Ein großes Manko unserer Zeit (vielleicht auch jeder anderen – ich kann nur von der heutigen sprechen) ist, dass Menschen einander zu wenig zuhören. Um aber so etwas Komplexes wie einen Menschen zu erfassen – und zumindest weitgehend zu verstehen – braucht es eine Menge Aufmerksamkeit und Informationen über ihn und sein Leben.

Die meisten denken nicht mal im Traum daran, sich die Zeit dafür zu nehmen. Nach ein paar Eindrücken steht das Urteil fest und die Schublade, in die er gesteckt wird, steht offen, um ihn gnadenlos hinein zu stecken. Sobald wir aber das tun, haben wir aufgehört, zuzuhören.

Vieles würde für uns weit verständlicher werden, wenn wir unsere Mitmenschen erzählen ließen, wie sie geworden sind, wie sie sind – was echtes Interesse bedeuten würde. Doch dafür ist meist zu wenig Zeit. Wir begnügen uns mit oberflächlichen Urteilen, die in unser Weltbild passen, dessen Modifikation aber einen Aufwand bedeuten würde, den wir nicht leisten wollen. Weit einfacher ist es, vorgefasste Urteile auf alle, die vordergründig dazu passen, anzuwenden. Wenn Verhalten X, dann Urteil Y…

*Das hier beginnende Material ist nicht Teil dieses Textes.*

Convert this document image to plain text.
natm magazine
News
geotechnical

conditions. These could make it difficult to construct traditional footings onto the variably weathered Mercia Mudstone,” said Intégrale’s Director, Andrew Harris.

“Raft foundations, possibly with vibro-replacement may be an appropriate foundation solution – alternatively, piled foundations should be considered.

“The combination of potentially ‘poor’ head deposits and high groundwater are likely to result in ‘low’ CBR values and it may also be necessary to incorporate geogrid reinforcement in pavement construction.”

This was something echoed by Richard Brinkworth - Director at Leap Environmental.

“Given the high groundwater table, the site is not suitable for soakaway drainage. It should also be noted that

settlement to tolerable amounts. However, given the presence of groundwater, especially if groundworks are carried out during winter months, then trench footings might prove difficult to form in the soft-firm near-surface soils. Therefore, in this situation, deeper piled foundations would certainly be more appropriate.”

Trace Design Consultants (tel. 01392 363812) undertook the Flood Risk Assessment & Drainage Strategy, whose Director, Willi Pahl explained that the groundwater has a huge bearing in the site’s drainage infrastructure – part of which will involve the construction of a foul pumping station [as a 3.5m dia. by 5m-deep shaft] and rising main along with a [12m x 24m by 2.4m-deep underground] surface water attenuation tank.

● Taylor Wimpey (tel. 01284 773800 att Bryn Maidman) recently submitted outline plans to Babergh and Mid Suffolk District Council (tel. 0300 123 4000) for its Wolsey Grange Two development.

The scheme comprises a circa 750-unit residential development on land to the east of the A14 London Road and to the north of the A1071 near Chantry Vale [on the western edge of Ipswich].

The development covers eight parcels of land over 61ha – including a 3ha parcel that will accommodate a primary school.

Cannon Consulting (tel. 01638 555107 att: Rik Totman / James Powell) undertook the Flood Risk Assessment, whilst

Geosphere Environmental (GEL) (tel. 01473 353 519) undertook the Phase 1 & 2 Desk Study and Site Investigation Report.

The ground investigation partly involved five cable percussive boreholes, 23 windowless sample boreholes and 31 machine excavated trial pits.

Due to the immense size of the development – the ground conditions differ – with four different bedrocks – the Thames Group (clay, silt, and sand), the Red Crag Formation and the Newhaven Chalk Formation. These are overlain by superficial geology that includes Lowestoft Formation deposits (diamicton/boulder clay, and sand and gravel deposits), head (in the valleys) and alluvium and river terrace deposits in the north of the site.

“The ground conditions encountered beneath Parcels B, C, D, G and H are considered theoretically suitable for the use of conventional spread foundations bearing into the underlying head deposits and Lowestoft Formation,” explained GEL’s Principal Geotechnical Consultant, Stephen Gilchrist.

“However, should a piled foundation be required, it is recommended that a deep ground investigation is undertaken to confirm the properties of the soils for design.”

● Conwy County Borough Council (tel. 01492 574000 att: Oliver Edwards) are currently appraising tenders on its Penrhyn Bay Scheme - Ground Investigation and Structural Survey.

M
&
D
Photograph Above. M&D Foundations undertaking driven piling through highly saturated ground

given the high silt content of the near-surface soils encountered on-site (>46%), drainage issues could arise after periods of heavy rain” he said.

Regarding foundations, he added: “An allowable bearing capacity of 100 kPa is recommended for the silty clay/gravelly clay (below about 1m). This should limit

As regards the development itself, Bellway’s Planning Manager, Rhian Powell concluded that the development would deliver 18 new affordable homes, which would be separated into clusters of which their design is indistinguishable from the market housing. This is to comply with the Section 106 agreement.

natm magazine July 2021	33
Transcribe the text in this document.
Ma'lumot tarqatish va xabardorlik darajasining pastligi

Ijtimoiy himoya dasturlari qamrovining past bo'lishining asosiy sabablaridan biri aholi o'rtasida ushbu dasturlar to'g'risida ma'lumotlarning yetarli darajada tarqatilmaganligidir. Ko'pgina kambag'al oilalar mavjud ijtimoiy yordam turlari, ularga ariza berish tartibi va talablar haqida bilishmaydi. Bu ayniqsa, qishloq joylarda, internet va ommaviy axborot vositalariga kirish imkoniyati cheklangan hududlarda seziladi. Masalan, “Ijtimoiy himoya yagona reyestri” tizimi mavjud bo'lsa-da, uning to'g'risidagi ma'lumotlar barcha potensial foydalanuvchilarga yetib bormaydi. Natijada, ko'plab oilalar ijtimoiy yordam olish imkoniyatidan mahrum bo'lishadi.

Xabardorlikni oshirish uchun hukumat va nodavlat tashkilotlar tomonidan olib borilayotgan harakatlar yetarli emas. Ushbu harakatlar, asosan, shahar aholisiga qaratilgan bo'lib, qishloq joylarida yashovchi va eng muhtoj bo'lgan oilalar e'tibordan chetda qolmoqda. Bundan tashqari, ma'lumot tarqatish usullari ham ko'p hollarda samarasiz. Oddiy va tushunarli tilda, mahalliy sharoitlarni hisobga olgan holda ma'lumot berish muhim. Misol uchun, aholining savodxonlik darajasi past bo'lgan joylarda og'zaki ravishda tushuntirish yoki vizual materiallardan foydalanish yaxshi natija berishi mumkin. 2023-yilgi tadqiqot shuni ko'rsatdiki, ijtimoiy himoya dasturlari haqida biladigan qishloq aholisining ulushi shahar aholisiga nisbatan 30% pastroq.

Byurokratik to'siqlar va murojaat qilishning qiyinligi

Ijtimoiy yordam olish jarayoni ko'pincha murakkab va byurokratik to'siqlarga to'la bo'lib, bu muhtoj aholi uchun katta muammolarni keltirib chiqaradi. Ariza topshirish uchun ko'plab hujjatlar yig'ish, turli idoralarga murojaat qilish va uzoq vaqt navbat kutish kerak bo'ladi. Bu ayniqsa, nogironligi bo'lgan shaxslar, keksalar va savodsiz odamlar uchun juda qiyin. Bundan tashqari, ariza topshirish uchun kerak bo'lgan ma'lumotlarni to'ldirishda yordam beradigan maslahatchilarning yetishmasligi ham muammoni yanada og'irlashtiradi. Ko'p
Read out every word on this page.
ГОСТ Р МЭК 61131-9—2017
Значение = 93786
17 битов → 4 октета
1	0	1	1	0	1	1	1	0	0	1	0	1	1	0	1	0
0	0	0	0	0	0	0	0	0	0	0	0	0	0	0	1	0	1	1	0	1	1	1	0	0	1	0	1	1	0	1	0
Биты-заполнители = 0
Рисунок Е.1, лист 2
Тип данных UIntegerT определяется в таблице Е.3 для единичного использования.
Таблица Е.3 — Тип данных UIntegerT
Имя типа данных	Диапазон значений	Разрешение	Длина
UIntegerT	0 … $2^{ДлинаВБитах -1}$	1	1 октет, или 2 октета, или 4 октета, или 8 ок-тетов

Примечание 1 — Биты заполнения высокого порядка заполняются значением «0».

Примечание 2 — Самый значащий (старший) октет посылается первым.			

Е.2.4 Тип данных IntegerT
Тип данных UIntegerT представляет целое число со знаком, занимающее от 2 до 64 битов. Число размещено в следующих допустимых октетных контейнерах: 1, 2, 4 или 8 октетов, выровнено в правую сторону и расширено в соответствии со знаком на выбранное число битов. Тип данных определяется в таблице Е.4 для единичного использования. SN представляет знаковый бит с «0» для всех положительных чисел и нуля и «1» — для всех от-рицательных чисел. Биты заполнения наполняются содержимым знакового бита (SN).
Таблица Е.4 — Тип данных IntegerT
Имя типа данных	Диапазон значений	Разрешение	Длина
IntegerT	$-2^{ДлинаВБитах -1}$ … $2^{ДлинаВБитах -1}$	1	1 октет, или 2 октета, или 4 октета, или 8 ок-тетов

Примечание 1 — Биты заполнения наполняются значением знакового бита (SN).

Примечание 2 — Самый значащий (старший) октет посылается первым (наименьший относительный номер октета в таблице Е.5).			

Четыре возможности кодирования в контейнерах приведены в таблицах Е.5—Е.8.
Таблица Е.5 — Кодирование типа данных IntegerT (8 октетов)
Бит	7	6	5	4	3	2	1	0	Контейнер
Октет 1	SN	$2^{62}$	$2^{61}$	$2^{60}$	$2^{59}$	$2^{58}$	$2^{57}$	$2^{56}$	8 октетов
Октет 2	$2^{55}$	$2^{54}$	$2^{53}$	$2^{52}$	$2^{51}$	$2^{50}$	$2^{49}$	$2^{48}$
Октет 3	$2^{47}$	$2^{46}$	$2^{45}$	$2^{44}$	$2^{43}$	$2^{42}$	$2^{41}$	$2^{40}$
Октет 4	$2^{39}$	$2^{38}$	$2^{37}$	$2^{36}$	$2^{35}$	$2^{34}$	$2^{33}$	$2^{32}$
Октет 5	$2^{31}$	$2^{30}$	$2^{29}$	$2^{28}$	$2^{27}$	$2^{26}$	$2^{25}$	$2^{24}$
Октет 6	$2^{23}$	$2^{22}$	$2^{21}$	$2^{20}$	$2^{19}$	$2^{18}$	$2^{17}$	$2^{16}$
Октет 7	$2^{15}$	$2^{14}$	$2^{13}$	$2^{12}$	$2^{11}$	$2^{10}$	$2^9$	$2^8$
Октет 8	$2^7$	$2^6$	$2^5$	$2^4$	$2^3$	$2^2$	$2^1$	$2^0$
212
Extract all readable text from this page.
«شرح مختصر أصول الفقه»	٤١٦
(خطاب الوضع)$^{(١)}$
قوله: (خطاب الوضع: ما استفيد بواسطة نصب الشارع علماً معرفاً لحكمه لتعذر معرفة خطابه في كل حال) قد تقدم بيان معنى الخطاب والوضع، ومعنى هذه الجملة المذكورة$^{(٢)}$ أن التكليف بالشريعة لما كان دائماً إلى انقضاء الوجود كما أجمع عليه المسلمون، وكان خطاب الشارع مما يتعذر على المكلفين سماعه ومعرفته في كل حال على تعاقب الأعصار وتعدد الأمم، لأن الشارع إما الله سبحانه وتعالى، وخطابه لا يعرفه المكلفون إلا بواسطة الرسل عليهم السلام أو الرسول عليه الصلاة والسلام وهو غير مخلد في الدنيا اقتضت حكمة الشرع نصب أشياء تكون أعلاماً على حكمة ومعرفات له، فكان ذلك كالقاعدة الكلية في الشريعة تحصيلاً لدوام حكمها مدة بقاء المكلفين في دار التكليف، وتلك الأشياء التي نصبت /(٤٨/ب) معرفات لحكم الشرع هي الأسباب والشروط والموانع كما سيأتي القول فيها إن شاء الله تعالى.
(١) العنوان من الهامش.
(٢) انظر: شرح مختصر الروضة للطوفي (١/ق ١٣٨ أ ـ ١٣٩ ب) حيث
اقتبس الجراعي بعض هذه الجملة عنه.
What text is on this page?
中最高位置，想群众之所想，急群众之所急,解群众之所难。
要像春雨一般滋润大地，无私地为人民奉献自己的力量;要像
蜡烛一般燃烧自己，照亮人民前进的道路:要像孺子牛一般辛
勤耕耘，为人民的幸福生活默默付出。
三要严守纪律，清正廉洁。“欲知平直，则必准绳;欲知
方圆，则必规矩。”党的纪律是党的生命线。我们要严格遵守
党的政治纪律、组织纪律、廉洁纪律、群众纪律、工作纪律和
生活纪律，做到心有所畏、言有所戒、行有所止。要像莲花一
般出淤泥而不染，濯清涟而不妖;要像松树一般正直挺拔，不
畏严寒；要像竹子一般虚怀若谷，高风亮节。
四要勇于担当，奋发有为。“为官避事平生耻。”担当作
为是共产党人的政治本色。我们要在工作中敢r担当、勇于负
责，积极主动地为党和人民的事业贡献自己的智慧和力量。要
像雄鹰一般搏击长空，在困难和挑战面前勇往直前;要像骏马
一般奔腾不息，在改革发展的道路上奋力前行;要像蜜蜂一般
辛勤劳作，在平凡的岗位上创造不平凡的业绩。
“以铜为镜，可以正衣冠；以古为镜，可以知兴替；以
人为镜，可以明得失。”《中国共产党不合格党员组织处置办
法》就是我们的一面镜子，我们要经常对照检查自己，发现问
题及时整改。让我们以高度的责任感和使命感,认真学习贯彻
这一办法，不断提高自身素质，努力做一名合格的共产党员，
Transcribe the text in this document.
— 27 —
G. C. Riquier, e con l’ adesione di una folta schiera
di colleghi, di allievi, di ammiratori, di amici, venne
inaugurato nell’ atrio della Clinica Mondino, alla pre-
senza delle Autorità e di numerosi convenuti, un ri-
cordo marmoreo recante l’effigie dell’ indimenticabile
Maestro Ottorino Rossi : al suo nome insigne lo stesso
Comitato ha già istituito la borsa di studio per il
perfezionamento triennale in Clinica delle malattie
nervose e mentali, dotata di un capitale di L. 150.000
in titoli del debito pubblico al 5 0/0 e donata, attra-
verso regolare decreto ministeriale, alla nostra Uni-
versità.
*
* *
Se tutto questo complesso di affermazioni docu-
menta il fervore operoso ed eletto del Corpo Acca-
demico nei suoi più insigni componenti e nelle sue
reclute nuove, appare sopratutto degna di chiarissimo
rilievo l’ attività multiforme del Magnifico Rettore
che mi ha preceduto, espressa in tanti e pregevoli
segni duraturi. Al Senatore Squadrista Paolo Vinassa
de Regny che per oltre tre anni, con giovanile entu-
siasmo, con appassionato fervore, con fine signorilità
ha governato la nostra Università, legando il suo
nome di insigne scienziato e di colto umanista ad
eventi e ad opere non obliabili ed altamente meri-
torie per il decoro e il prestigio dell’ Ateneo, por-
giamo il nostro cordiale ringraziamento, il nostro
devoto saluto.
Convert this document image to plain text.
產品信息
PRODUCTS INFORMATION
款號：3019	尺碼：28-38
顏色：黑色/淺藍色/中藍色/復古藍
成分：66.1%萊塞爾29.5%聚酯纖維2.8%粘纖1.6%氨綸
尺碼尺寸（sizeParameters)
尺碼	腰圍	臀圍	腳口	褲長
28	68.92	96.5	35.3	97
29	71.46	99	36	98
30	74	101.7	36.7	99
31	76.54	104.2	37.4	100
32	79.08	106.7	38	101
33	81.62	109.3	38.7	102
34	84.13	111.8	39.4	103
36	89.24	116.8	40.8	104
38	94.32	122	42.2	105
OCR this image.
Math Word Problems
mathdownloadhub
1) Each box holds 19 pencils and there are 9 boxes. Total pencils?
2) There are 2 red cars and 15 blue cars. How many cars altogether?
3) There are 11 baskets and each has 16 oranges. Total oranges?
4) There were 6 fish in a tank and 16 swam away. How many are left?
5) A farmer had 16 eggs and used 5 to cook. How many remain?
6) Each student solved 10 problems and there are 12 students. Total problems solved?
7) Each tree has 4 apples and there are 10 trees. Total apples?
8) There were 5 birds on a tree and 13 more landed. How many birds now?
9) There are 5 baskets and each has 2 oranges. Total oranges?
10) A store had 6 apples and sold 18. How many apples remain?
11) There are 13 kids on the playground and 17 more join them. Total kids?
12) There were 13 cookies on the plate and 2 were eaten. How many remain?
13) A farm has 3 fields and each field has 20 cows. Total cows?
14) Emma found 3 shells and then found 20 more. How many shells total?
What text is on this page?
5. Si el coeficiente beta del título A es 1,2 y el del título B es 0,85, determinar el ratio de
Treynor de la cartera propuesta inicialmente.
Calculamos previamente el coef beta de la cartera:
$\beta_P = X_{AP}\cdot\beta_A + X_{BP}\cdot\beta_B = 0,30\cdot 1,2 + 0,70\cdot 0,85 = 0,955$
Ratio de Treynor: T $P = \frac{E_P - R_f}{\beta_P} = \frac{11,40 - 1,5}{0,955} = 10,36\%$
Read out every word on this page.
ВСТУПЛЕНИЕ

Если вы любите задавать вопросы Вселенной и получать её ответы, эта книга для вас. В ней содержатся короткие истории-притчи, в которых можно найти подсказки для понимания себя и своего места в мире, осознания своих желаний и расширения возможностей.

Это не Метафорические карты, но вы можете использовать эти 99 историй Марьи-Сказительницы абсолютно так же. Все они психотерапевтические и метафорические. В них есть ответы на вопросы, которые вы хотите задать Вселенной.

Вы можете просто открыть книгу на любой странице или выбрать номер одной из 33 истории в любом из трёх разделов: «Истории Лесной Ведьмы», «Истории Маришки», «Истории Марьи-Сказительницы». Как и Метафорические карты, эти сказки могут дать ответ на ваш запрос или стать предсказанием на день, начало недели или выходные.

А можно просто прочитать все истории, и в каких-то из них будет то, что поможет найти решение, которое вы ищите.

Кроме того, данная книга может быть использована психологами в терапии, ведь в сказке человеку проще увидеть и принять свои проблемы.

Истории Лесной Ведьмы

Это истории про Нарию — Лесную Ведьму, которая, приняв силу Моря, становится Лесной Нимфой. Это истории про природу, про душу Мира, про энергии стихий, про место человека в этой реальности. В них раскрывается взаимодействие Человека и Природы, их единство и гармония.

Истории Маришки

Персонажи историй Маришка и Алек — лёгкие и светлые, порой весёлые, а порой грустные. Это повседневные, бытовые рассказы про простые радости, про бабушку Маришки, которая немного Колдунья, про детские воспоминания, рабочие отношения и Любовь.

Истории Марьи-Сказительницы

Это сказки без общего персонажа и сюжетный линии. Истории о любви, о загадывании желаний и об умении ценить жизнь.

Was natürlich niemals stimmen kann, sondern eine Vereinfachung darstellt, die sich Menschen zugelegt haben, um sich schnell im Leben zu orientieren. Die Antworten auf die Fragen „Wie ist das für dich, wie fühlt es sich an, was hast du bereits versucht, um es ‚besser‘ zu machen“, warten wir selten ab bzw. stellen diese Fragen kaum. Es wäre wirklich echte Zugewandtheit. Aber erzogen wurden die meisten von uns dazu, diese Fragen nicht zu stellen.

Daraus resultiert auch, dass dieser Prozess nicht einseitig zu erwirken ist. Auch derjenige, der verstanden werden möchte, erwartet es oft von anderen ohne eigenes Zutun. Das ist mehr die „Baby-Variante“, wo das Kind sich von der Bezugsperson nonverbal verstanden fühlen will. Es ist der Sprache noch nicht mächtig und kann gar nicht anders, als sich über sein Verhalten auszudrücken. Doch erwachsene Menschen haben das Werkzeug der Sprache in der Hand und können damit sehr vieles klar transportieren. Wenn sie nur Gebrauch davon machen würden!

Um Klarheit über sich und andere zu erlangen, muss jedoch ein bestimmtes Maß an Offenheit vorhanden sein. Wer nur darauf achtet, „wie er ankommt“, hat diese Offenheit nicht. Und das gilt für beide Varianten – für den Zuhörer und den Erzähler.